Weder Jasper noch seine Gattin sahen Pfadfinder jemals wieder. Sie blieben noch ein Jahr an den Ufern des Ontario; dann ließen sie sich durch Caps dringende Bitten veranlassen, zu ihm nach New York zu ziehen, wo Jasper ein bemittelter und geachteter Kaufmann wurde. Im Laufe der Zeit erhielt Mabel dreimal wertvolle Geschenke von Pelzwerk, und ihre Gefühle sagten ihr, woher sie kämen, obgleich kein Name die Gaben begleitete. In späterer Zeit jedoch, als sie bereits Mutter mehrerer Kinder war, gab sich ihr eine Veranlassung, das Innere des Landes zu besuchen, und sie befand sich an den Ufern des Mohawks, von ihren Söhnen begleitet, deren ältester bereits fähig war, ihr Beschützer zu sein. Bei dieser Gelegenheit bemerkte sie einen Mann in sonderbarer Tracht, der sie aus der Entfernung mit einer Aufmerksamkeit betrachtete, daß sie dadurch veranlaßt wurde, über sein Gewerbe und seinen Charakter Erkundigung einzuziehen. Sie erfuhr, daß er der berühmteste Jäger in diesem Teil des Staates – es war nach der Revolution – und ein Mann von großer Sittenreinheit und bezeichnenden Eigentümlichkeiten sei, und daß man ihn in diesem Landstrich unter dem Namen Lederstrumpf kenne.
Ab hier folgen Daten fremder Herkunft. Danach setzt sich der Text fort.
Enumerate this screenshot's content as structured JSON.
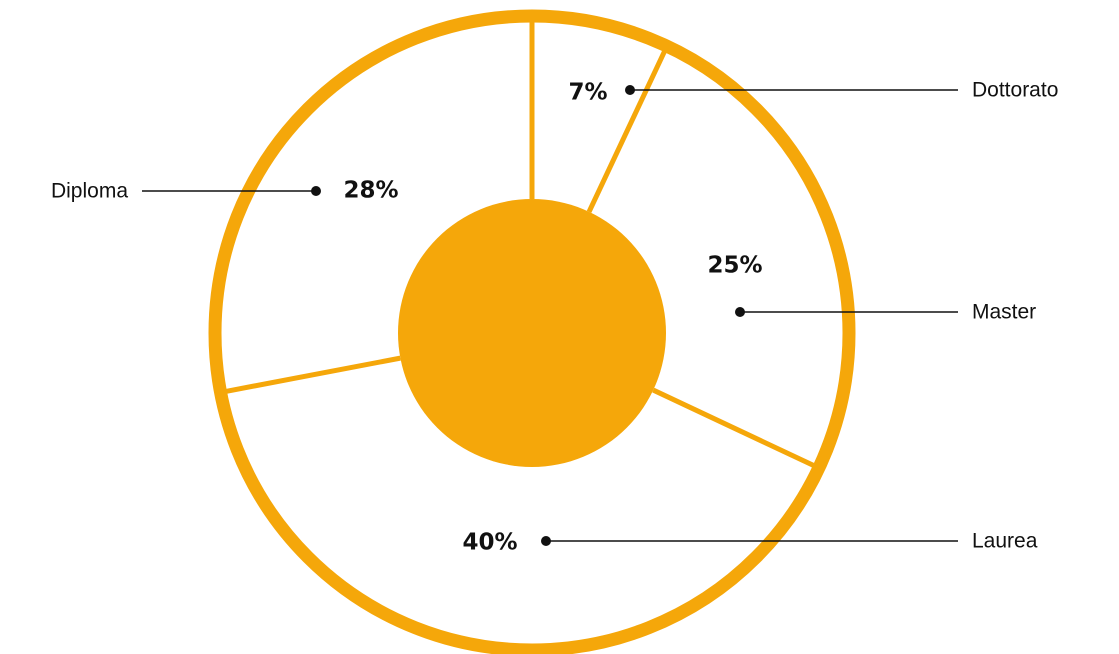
{
  "chart_data": {
    "type": "pie",
    "title": "",
    "colors": {
      "accent": "#F5A70A",
      "text": "#111111",
      "background": "#FFFFFF"
    },
    "slices": [
      {
        "label": "Dottorato",
        "value": 7,
        "value_label": "7%"
      },
      {
        "label": "Master",
        "value": 25,
        "value_label": "25%"
      },
      {
        "label": "Laurea",
        "value": 40,
        "value_label": "40%"
      },
      {
        "label": "Diploma",
        "value": 28,
        "value_label": "28%"
      }
    ],
    "legend": "callout-lines",
    "grid": false
  }
}
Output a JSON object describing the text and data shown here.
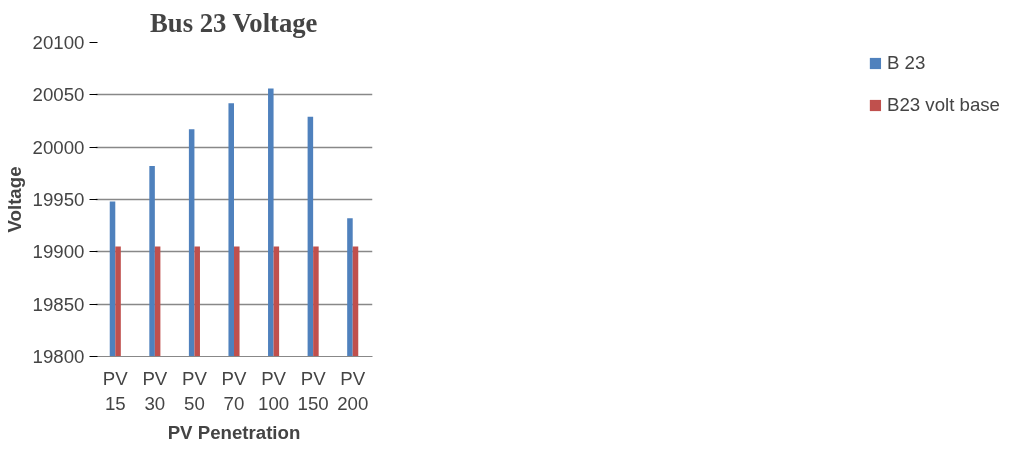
{
  "chart_data": {
    "type": "bar",
    "title": "Bus 23 Voltage",
    "xlabel": "PV Penetration",
    "ylabel": "Voltage",
    "categories": [
      "PV 15",
      "PV 30",
      "PV 50",
      "PV 70",
      "PV 100",
      "PV 150",
      "PV 200"
    ],
    "series": [
      {
        "name": "B 23",
        "color": "#4f81bd",
        "values": [
          19948,
          19982,
          20017,
          20042,
          20056,
          20029,
          19932
        ]
      },
      {
        "name": "B23 volt base",
        "color": "#c0504d",
        "values": [
          19905,
          19905,
          19905,
          19905,
          19905,
          19905,
          19905
        ]
      }
    ],
    "ylim": [
      19800,
      20100
    ],
    "yticks": [
      19800,
      19850,
      19900,
      19950,
      20000,
      20050,
      20100
    ],
    "grid": "y",
    "legend": "right"
  }
}
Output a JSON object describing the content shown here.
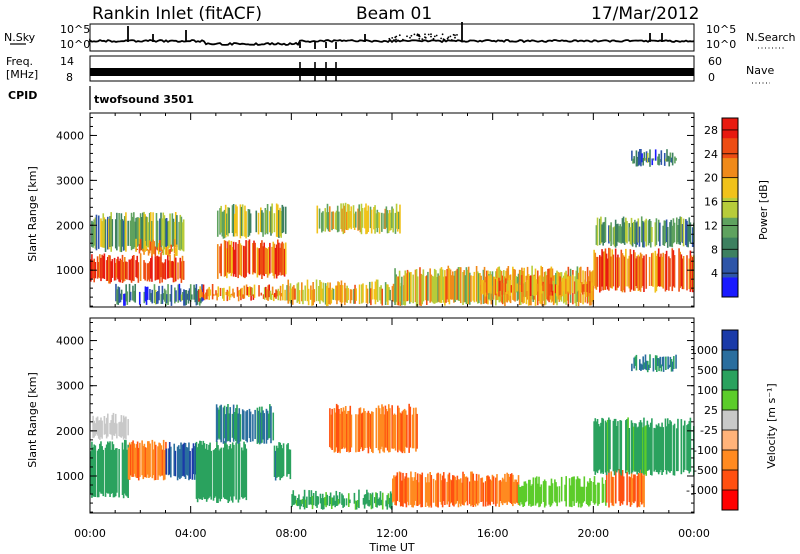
{
  "header": {
    "station": "Rankin Inlet (fitACF)",
    "beam": "Beam 01",
    "date": "17/Mar/2012"
  },
  "strips": {
    "nsky_label": "N.Sky",
    "nsearch_label": "N.Search",
    "nsky_ticks": [
      "10^5",
      "10^0"
    ],
    "freq_label_1": "Freq.",
    "freq_label_2": "[MHz]",
    "freq_ticks": [
      "14",
      "8"
    ],
    "nave_label": "Nave",
    "nave_ticks": [
      "60",
      "0"
    ],
    "cpid_label": "CPID",
    "cpid_value": "twofsound 3501"
  },
  "colors": {
    "power": [
      "#1a1aff",
      "#2e55a8",
      "#3d8060",
      "#5fa25f",
      "#b7cc3a",
      "#f1c21b",
      "#f08a1a",
      "#ee4d13",
      "#e81a10"
    ],
    "velocity": [
      "#ff0000",
      "#ff5010",
      "#ff8a20",
      "#ffb37a",
      "#c8c8c8",
      "#5ccc2a",
      "#2aa25e",
      "#2a6e9e",
      "#1a3aa8"
    ]
  },
  "chart_data": [
    {
      "type": "heatmap",
      "title": "Power",
      "xlabel": "Time UT",
      "ylabel": "Slant Range [km]",
      "x_ticks": [
        "00:00",
        "04:00",
        "08:00",
        "12:00",
        "16:00",
        "20:00",
        "00:00"
      ],
      "xlim_hours": [
        0,
        24
      ],
      "y_ticks": [
        1000,
        2000,
        3000,
        4000
      ],
      "ylim_km": [
        180,
        4500
      ],
      "colorbar": {
        "label": "Power [dB]",
        "ticks": [
          4,
          8,
          12,
          16,
          20,
          24,
          28
        ],
        "range": [
          0,
          30
        ]
      },
      "regions": [
        {
          "t0": 0.0,
          "t1": 3.7,
          "r0": 700,
          "r1": 1400,
          "level": 27
        },
        {
          "t0": 0.0,
          "t1": 3.7,
          "r0": 1400,
          "r1": 2300,
          "level": 12
        },
        {
          "t0": 1.8,
          "t1": 3.5,
          "r0": 1300,
          "r1": 1700,
          "level": 20
        },
        {
          "t0": 1.0,
          "t1": 4.5,
          "r0": 200,
          "r1": 700,
          "level": 8
        },
        {
          "t0": 4.3,
          "t1": 8.0,
          "r0": 300,
          "r1": 700,
          "level": 22
        },
        {
          "t0": 5.0,
          "t1": 7.8,
          "r0": 800,
          "r1": 1700,
          "level": 24
        },
        {
          "t0": 5.0,
          "t1": 7.8,
          "r0": 1700,
          "r1": 2500,
          "level": 14
        },
        {
          "t0": 7.8,
          "t1": 12.5,
          "r0": 200,
          "r1": 800,
          "level": 18
        },
        {
          "t0": 9.0,
          "t1": 12.3,
          "r0": 1800,
          "r1": 2500,
          "level": 16
        },
        {
          "t0": 12.0,
          "t1": 20.0,
          "r0": 200,
          "r1": 1100,
          "level": 18
        },
        {
          "t0": 15.5,
          "t1": 20.0,
          "r0": 400,
          "r1": 900,
          "level": 22
        },
        {
          "t0": 20.0,
          "t1": 24.0,
          "r0": 500,
          "r1": 1500,
          "level": 24
        },
        {
          "t0": 20.0,
          "t1": 24.0,
          "r0": 1500,
          "r1": 2200,
          "level": 10
        },
        {
          "t0": 21.5,
          "t1": 23.3,
          "r0": 3300,
          "r1": 3700,
          "level": 8
        }
      ]
    },
    {
      "type": "heatmap",
      "title": "Velocity",
      "xlabel": "Time UT",
      "ylabel": "Slant Range [km]",
      "x_ticks": [
        "00:00",
        "04:00",
        "08:00",
        "12:00",
        "16:00",
        "20:00",
        "00:00"
      ],
      "xlim_hours": [
        0,
        24
      ],
      "y_ticks": [
        1000,
        2000,
        3000,
        4000
      ],
      "ylim_km": [
        180,
        4500
      ],
      "colorbar": {
        "label": "Velocity [m s⁻¹]",
        "ticks": [
          -1000,
          -500,
          -100,
          -25,
          25,
          100,
          500,
          1000
        ],
        "range": [
          -1250,
          1250
        ]
      },
      "regions": [
        {
          "t0": 0.0,
          "t1": 1.5,
          "r0": 1800,
          "r1": 2400,
          "value": 0
        },
        {
          "t0": 0.0,
          "t1": 1.5,
          "r0": 500,
          "r1": 1800,
          "value": 300
        },
        {
          "t0": 1.5,
          "t1": 3.0,
          "r0": 900,
          "r1": 1800,
          "value": -400
        },
        {
          "t0": 3.0,
          "t1": 4.2,
          "r0": 900,
          "r1": 1800,
          "value": 1000
        },
        {
          "t0": 4.2,
          "t1": 6.2,
          "r0": 400,
          "r1": 1800,
          "value": 200
        },
        {
          "t0": 5.0,
          "t1": 7.3,
          "r0": 1700,
          "r1": 2600,
          "value": 600
        },
        {
          "t0": 7.3,
          "t1": 8.0,
          "r0": 900,
          "r1": 1800,
          "value": 400
        },
        {
          "t0": 8.0,
          "t1": 12.0,
          "r0": 250,
          "r1": 700,
          "value": 150
        },
        {
          "t0": 9.5,
          "t1": 13.0,
          "r0": 1500,
          "r1": 2600,
          "value": -450
        },
        {
          "t0": 12.0,
          "t1": 17.0,
          "r0": 300,
          "r1": 1100,
          "value": -450
        },
        {
          "t0": 17.0,
          "t1": 20.5,
          "r0": 300,
          "r1": 1000,
          "value": 60
        },
        {
          "t0": 20.5,
          "t1": 22.0,
          "r0": 300,
          "r1": 1200,
          "value": -500
        },
        {
          "t0": 20.0,
          "t1": 24.0,
          "r0": 1000,
          "r1": 2300,
          "value": 150
        },
        {
          "t0": 21.5,
          "t1": 23.3,
          "r0": 3300,
          "r1": 3700,
          "value": 600
        }
      ]
    }
  ]
}
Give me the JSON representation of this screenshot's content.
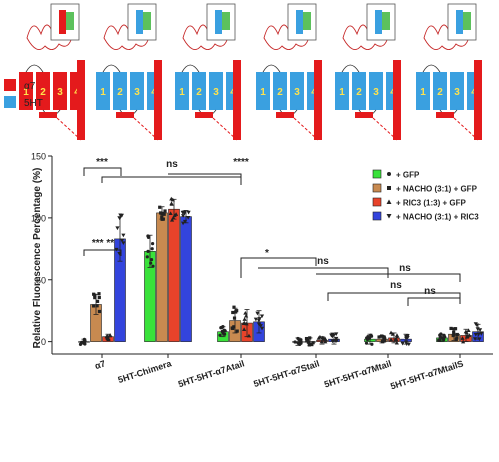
{
  "legend_key": {
    "items": [
      {
        "label": "α7",
        "color": "#e41a1c"
      },
      {
        "label": "5HT",
        "color": "#3aa0e0"
      }
    ]
  },
  "schematics": [
    {
      "name": "a7",
      "segments": [
        "1",
        "2",
        "3",
        "4"
      ],
      "colors": [
        "#e41a1c",
        "#e41a1c",
        "#e41a1c",
        "#e41a1c"
      ]
    },
    {
      "name": "5HT-Chimera",
      "segments": [
        "1",
        "2",
        "3",
        "4"
      ],
      "colors": [
        "#3aa0e0",
        "#3aa0e0",
        "#3aa0e0",
        "#3aa0e0"
      ]
    },
    {
      "name": "5HT-5HT-a7Atail",
      "segments": [
        "1",
        "2",
        "3",
        "4"
      ],
      "colors": [
        "#3aa0e0",
        "#3aa0e0",
        "#3aa0e0",
        "#3aa0e0"
      ]
    },
    {
      "name": "5HT-5HT-a7Stail",
      "segments": [
        "1",
        "2",
        "3",
        "4"
      ],
      "colors": [
        "#3aa0e0",
        "#3aa0e0",
        "#3aa0e0",
        "#3aa0e0"
      ]
    },
    {
      "name": "5HT-5HT-a7Mtail",
      "segments": [
        "1",
        "2",
        "3",
        "4"
      ],
      "colors": [
        "#3aa0e0",
        "#3aa0e0",
        "#3aa0e0",
        "#3aa0e0"
      ]
    },
    {
      "name": "5HT-5HT-a7MtailS",
      "segments": [
        "1",
        "2",
        "3",
        "4"
      ],
      "colors": [
        "#3aa0e0",
        "#3aa0e0",
        "#3aa0e0",
        "#3aa0e0"
      ]
    }
  ],
  "chart_data": {
    "type": "bar",
    "ylabel": "Relative Fluorescence Percentage (%)",
    "ylim": [
      -10,
      150
    ],
    "yticks": [
      0,
      50,
      100,
      150
    ],
    "categories": [
      "α7",
      "5HT-Chimera",
      "5HT-5HT-α7Atail",
      "5HT-5HT-α7Stail",
      "5HT-5HT-α7Mtail",
      "5HT-5HT-α7MtailS"
    ],
    "legend_position": "top-right",
    "series": [
      {
        "name": "+ GFP",
        "color": "#39e23a",
        "marker": "circle",
        "values": [
          0,
          73,
          8,
          0,
          2,
          3
        ],
        "errors": [
          2,
          13,
          4,
          3,
          4,
          3
        ]
      },
      {
        "name": "+ NACHO (3:1) + GFP",
        "color": "#c88a50",
        "marker": "square",
        "values": [
          30,
          104,
          17,
          0,
          2,
          6
        ],
        "errors": [
          8,
          5,
          10,
          3,
          3,
          5
        ]
      },
      {
        "name": "+ RIC3 (1:3) + GFP",
        "color": "#e8432a",
        "marker": "triangle-up",
        "values": [
          4,
          107,
          15,
          1,
          3,
          5
        ],
        "errors": [
          2,
          8,
          11,
          3,
          4,
          5
        ]
      },
      {
        "name": "+ NACHO (3:1) + RIC3",
        "color": "#3344dd",
        "marker": "triangle-down",
        "values": [
          83,
          101,
          16,
          2,
          2,
          8
        ],
        "errors": [
          18,
          5,
          9,
          4,
          4,
          6
        ]
      }
    ],
    "significance": [
      "*** **",
      "***",
      "ns",
      "****",
      "*",
      "ns",
      "ns",
      "ns",
      "ns"
    ]
  }
}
Etwas weiteres konnte Frau Western nicht erfahren; aber jener Blick aus der Ferne und das eigentümliche Benehmen des unbekannten Jägers machten ihr eine schlaflose Nacht und warfen einen wehmütigen Schatten über ihre noch immer lieblichen Züge, der mehrere Tage lang nicht verschwand.

Auf Junitau hatte der doppelte Verlust ihres Gatten und ihres Stammes den von Pfadfinder vorausgesehenen Einfluß geübt. Sie starb in Mabels Hütte an den Ufern des Sees, und Jasper führte ihre Leiche nach der Insel, wo er sie neben Pfeilspitze beerdigte.

Lundie erlebte es, seine alte Liebe heimzuführen und nahm als ein schlachtenmüder Veteran seinen Abschied; aber sein Name wurde in unseren Tagen durch die Taten eines jüngeren Bruders berühmt, der dem älteren in seinem Lairdstitel nachfolgte, diese Würde aber bald mit der eines großen Seehelden vertauschte.